Reputation: 95
I'm implementing a k-means algorithm in Spark. When I run the code below I get a pickling error (shown below). If I modify it and place everything outside of the loop, it will correctly calculate centroids.
sc = SparkContext(appName="Document Similarity")
lines = sc.wholeTextFiles(sys.argv[1])
articles = lines.flatMap(lambda x: re.split(r' ',x[1]))
shingles = articles.flatMap(shingle_pairs.get_pairs)
sig_vecs = shingles.groupBy(lambda x: x[1]) \
.map(lambda x: sig_vector.create_vector(x, a, b, n, p))
centroids = k_means.init_centroids(sig_size, k)
for i in range(max_it):
# assign documents to closest cluster
docs = sig_vecs.map(lambda x: k_means.classify_docs(x, centroids))
# get count by key to use in mean calculation for new clusters
doc_count = docs.countByKey()
# recompute cluster centroids
reduced_docs = docs.reduceByKey(k_means.reducer)

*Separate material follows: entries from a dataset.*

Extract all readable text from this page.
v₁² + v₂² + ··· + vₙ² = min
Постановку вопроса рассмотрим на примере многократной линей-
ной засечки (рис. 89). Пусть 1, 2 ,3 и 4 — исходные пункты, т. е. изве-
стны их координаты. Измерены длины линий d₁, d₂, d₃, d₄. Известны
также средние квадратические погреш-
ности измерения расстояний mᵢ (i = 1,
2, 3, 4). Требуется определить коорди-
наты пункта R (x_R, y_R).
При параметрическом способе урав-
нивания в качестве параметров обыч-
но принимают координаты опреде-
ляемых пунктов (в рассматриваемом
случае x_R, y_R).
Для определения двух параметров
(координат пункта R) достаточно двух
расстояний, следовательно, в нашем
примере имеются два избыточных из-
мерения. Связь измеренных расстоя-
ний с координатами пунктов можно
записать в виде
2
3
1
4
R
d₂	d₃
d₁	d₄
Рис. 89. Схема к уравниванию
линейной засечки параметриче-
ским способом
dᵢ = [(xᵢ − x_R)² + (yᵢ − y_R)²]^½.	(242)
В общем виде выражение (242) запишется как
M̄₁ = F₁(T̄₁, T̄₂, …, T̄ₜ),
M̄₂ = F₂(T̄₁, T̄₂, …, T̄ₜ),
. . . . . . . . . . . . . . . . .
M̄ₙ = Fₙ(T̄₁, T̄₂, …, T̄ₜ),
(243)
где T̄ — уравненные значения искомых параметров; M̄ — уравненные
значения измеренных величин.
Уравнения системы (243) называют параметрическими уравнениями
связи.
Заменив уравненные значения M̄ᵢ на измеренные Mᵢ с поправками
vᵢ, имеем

centroids = reduced_docs.map(lambda x: k_means.mapper(x, doc_count))
The error is as follows:
pickle.PicklingError: Could not serialize object: Exception:
It appears that you are attempting to broadcast an RDD or reference an
RDD from an action or transformation. RDD transformations and actions
can only be invoked by the driver, not inside of other transformations;
for example, rdd1.map(lambda x: rdd2.values.count() * x) is invalid
because the values transformation and count action cannot be performed
inside of the rdd1.map transformation. For more information, see SPARK-5063.
Upvotes: 2
Views: 1428
Reputation: 36
As explained in the SPARK-5063 "Spark does not support nested RDDs". You are trying to access centroids
(RDD
) in map
on sig_vecs
(RDD
):
docs = sig_vecs.map(lambda x: k_means.classify_docs(x, centroids))
Converting centroids
to a local collection (collect
?) and adjusting classify_docs
should address the problem.
Upvotes: 2